Ghada Alhussein -

The growing availability and variety of conversational data on multiple platforms have sparked a rising interest in dynamic emotion recognition.Speech plays a crucial role in establishing a dynamic emotional climate (EC) during peer conversation. In this study, we introduce a novel approach, DeepBispec, which utilizes deep bispectral conversational speech processing to extract features that can be utilized for predicting the emotions expressed during the conversation. Incorporating bispectrum images into a CNN model, DeepBispec extracts deep features, combines them with Affect dynamics (AD), and conducts EC classification.Three open data-sets proposed,i.e., K-EmoCon, IEMOCAP, and SEWA were used to test and cross-validate on DeepBispec in terms of EC arousal/valence level classification. The experimental results have shown that combining deep features with AD enhanced the performance of DeepBispec from an accuracy of 79% for EC arousal to 81.4% with AD and an average accuracy of 76.8% for EC valence to 77.5% with AD for K-EmoCon.
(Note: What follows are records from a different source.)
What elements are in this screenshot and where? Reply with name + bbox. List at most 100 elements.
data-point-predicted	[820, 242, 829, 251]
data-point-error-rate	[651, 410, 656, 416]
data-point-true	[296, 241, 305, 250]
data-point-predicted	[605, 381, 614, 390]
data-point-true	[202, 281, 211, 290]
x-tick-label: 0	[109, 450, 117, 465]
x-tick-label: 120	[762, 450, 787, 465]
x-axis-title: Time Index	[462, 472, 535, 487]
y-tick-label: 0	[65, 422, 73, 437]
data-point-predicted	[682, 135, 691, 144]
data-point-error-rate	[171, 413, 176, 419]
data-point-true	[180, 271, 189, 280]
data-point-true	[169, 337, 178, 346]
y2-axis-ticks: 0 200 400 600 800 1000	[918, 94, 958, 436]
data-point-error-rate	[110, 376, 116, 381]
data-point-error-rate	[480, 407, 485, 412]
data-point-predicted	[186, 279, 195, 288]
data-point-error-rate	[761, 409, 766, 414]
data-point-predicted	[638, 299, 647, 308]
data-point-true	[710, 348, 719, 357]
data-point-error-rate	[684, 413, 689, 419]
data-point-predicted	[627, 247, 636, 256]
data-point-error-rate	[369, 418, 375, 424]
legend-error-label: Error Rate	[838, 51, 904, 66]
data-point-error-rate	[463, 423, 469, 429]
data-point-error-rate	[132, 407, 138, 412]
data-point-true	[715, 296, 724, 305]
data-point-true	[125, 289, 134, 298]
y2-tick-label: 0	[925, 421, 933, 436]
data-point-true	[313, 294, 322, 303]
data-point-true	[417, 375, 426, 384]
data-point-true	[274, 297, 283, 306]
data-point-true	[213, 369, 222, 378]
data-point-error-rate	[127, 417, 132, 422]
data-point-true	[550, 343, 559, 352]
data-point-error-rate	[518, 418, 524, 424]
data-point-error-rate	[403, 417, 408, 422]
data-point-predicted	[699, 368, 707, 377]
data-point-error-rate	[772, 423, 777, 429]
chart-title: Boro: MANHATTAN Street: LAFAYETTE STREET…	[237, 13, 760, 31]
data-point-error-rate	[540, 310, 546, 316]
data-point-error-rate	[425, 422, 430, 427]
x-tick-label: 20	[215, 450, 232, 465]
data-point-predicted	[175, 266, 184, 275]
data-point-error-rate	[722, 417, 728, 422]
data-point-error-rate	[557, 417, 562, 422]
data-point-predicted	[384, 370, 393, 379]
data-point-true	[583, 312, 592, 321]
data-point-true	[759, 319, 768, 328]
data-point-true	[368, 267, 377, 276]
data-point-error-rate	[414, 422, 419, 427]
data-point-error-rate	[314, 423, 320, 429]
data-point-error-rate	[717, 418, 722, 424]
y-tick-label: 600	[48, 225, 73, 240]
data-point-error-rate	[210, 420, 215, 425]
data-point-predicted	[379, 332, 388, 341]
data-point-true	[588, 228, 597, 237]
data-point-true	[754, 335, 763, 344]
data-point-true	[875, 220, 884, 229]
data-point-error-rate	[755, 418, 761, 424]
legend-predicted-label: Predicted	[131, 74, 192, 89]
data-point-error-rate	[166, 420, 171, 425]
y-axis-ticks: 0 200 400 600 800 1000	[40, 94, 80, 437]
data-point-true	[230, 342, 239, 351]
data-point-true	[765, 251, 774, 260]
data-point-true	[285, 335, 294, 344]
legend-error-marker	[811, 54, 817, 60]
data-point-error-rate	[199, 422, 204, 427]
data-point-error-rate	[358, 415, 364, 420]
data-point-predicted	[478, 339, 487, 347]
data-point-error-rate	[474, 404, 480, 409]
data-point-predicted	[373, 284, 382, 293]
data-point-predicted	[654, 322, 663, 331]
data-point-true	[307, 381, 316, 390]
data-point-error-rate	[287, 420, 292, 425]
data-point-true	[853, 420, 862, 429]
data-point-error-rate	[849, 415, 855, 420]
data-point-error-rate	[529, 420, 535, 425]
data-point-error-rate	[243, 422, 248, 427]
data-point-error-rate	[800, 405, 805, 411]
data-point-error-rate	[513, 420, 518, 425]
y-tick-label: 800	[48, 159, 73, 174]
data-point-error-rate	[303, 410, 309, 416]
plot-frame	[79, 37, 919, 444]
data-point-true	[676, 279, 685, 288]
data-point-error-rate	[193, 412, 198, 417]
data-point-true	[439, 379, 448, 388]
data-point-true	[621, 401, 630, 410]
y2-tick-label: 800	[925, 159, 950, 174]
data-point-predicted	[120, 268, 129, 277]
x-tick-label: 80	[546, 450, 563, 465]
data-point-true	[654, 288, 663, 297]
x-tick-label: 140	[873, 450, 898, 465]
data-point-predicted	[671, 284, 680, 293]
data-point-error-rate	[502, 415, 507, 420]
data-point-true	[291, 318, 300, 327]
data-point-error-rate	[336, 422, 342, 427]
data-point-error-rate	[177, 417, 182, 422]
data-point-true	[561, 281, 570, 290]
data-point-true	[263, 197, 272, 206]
IEMOCAP data-set displays similar trend with an average accuracy of 77.2% for arousal increasing to 79.6% and an increase from 65.7% to 73.6% for valance. The results show that the proposed approach outperforms other state-of-the-art approaches, including deep learning architectures like CNN and LSTM, in the domain of speech-based emotion recognition.The Bispectrum-based features capture the emotional content of the voice signal in a unique manner that conventional DL models do not achieve.